Le storie che scrivo sono
metafora della mia vita. Nell’esistenza dei protagonisti si riflette la mia. E
sono sempre io a parlare con le loro bocche, a vedere il mondo attraverso i
loro occhi. Proietto su di loro, me stesso. Per questo motivo m’inoltro spesso
nell’introspezione dei personaggi e scandaglio senza riguardo le loro anime.
Le conosco bene quelle anime,
sono figlie della mia.
E’ strano scrivere un libro e
vederlo pubblicato.

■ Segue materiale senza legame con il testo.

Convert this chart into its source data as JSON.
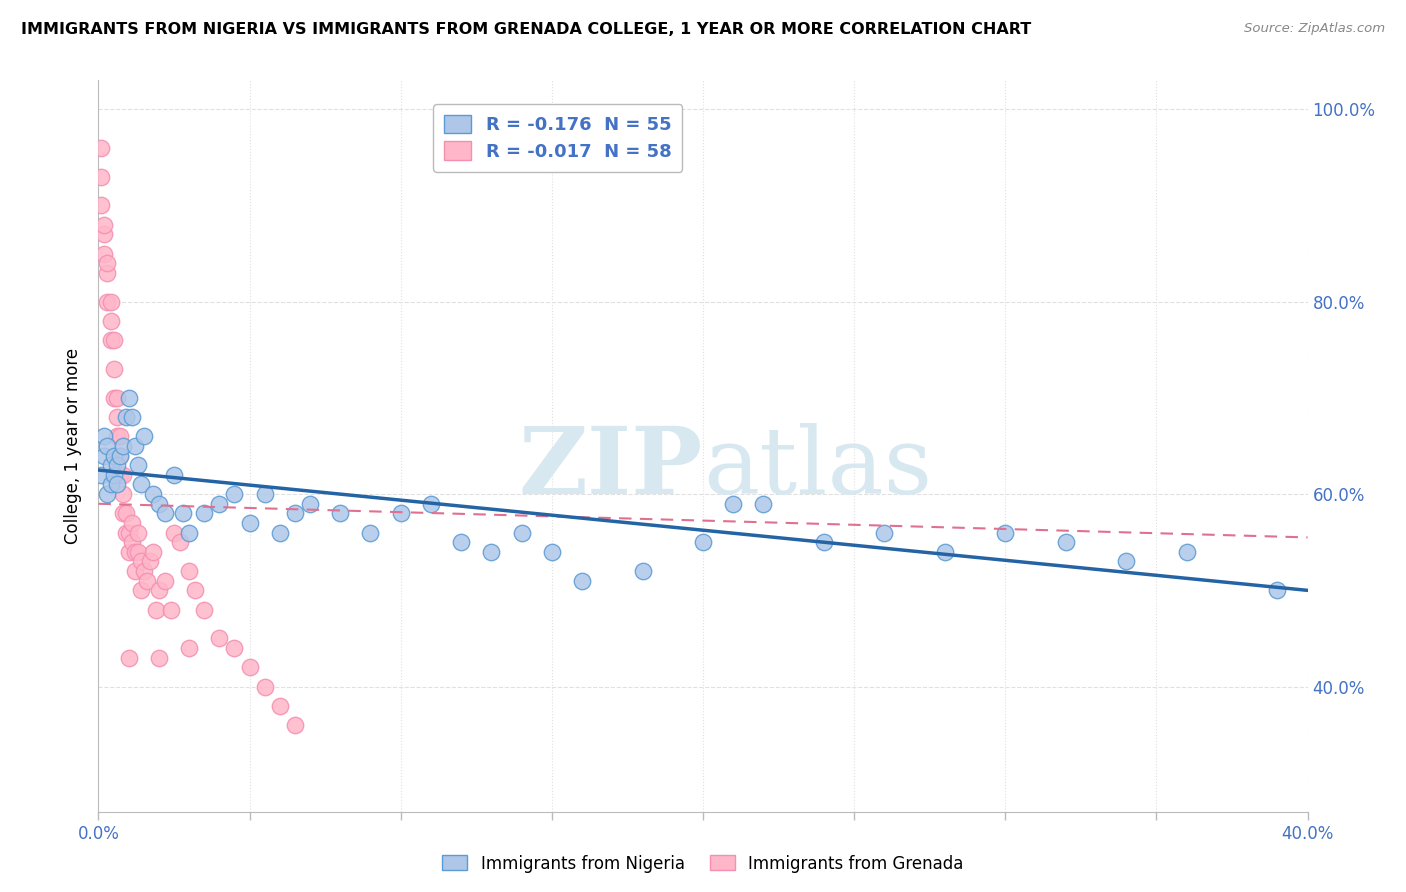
{
  "title": "IMMIGRANTS FROM NIGERIA VS IMMIGRANTS FROM GRENADA COLLEGE, 1 YEAR OR MORE CORRELATION CHART",
  "source": "Source: ZipAtlas.com",
  "ylabel": "College, 1 year or more",
  "xlim": [
    0.0,
    0.4
  ],
  "ylim": [
    0.27,
    1.03
  ],
  "ytick_positions": [
    0.4,
    0.6,
    0.8,
    1.0
  ],
  "ytick_labels": [
    "40.0%",
    "60.0%",
    "80.0%",
    "100.0%"
  ],
  "xtick_positions": [
    0.0,
    0.05,
    0.1,
    0.15,
    0.2,
    0.25,
    0.3,
    0.35,
    0.4
  ],
  "xtick_labels": [
    "0.0%",
    "",
    "",
    "",
    "",
    "",
    "",
    "",
    "40.0%"
  ],
  "legend_label1": "Immigrants from Nigeria",
  "legend_label2": "Immigrants from Grenada",
  "R1": -0.176,
  "N1": 55,
  "R2": -0.017,
  "N2": 58,
  "color_nigeria": "#aec7e8",
  "color_grenada": "#ffb6c8",
  "color_nigeria_edge": "#5b9bd5",
  "color_grenada_edge": "#f48fb1",
  "color_nigeria_line": "#2464a4",
  "color_grenada_line": "#e07090",
  "watermark_color": "#d8e8f0",
  "tick_color": "#4472c4",
  "grid_color": "#e0e0e0",
  "nigeria_x": [
    0.001,
    0.002,
    0.002,
    0.003,
    0.003,
    0.004,
    0.004,
    0.005,
    0.005,
    0.006,
    0.006,
    0.007,
    0.008,
    0.009,
    0.01,
    0.011,
    0.012,
    0.013,
    0.014,
    0.015,
    0.018,
    0.02,
    0.022,
    0.025,
    0.028,
    0.03,
    0.035,
    0.04,
    0.045,
    0.05,
    0.055,
    0.06,
    0.065,
    0.07,
    0.08,
    0.09,
    0.1,
    0.11,
    0.12,
    0.13,
    0.14,
    0.15,
    0.16,
    0.18,
    0.2,
    0.21,
    0.22,
    0.24,
    0.26,
    0.28,
    0.3,
    0.32,
    0.34,
    0.36,
    0.39
  ],
  "nigeria_y": [
    0.62,
    0.64,
    0.66,
    0.6,
    0.65,
    0.61,
    0.63,
    0.62,
    0.64,
    0.61,
    0.63,
    0.64,
    0.65,
    0.68,
    0.7,
    0.68,
    0.65,
    0.63,
    0.61,
    0.66,
    0.6,
    0.59,
    0.58,
    0.62,
    0.58,
    0.56,
    0.58,
    0.59,
    0.6,
    0.57,
    0.6,
    0.56,
    0.58,
    0.59,
    0.58,
    0.56,
    0.58,
    0.59,
    0.55,
    0.54,
    0.56,
    0.54,
    0.51,
    0.52,
    0.55,
    0.59,
    0.59,
    0.55,
    0.56,
    0.54,
    0.56,
    0.55,
    0.53,
    0.54,
    0.5
  ],
  "grenada_x": [
    0.001,
    0.001,
    0.001,
    0.002,
    0.002,
    0.002,
    0.003,
    0.003,
    0.003,
    0.004,
    0.004,
    0.004,
    0.005,
    0.005,
    0.005,
    0.006,
    0.006,
    0.006,
    0.007,
    0.007,
    0.007,
    0.008,
    0.008,
    0.008,
    0.009,
    0.009,
    0.01,
    0.01,
    0.011,
    0.011,
    0.012,
    0.012,
    0.013,
    0.013,
    0.014,
    0.014,
    0.015,
    0.016,
    0.017,
    0.018,
    0.019,
    0.02,
    0.022,
    0.024,
    0.025,
    0.027,
    0.03,
    0.032,
    0.035,
    0.04,
    0.045,
    0.05,
    0.055,
    0.06,
    0.065,
    0.01,
    0.02,
    0.03
  ],
  "grenada_y": [
    0.93,
    0.96,
    0.9,
    0.87,
    0.85,
    0.88,
    0.83,
    0.8,
    0.84,
    0.78,
    0.8,
    0.76,
    0.76,
    0.73,
    0.7,
    0.7,
    0.68,
    0.66,
    0.66,
    0.64,
    0.62,
    0.62,
    0.6,
    0.58,
    0.58,
    0.56,
    0.56,
    0.54,
    0.57,
    0.55,
    0.54,
    0.52,
    0.54,
    0.56,
    0.53,
    0.5,
    0.52,
    0.51,
    0.53,
    0.54,
    0.48,
    0.5,
    0.51,
    0.48,
    0.56,
    0.55,
    0.52,
    0.5,
    0.48,
    0.45,
    0.44,
    0.42,
    0.4,
    0.38,
    0.36,
    0.43,
    0.43,
    0.44
  ],
  "nig_line_x": [
    0.0,
    0.4
  ],
  "nig_line_y": [
    0.625,
    0.5
  ],
  "gren_line_x": [
    0.0,
    0.4
  ],
  "gren_line_y": [
    0.59,
    0.555
  ]
}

E’ un pò come assistere alla nascita di un figlio, un
figlio tuo che ti cresce fra le mani, parola per parola, rigo su rigo, pagina
dopo pagina e soffri e gioisci insieme a lui per i suoi progressi o per le sue debacles
e finalmente, quando è pronto, lo lasci andare e lo pubblichi, lo accompagni
per l’ultima volta fino all’ingresso del mondo, ma tu resti sulla soglia e ti
accorgi che non ti appartiene più, che non è più tuo. E le parole che hai
vergato, quelle frasi, quei versi, quelle righe scritte con l’inchiostro
attinto dalla tua stessa anima non fanno più parte di te.
Appartengono al mondo.
Tutto è simbolo e metafora. Sta a noi vedere oltre.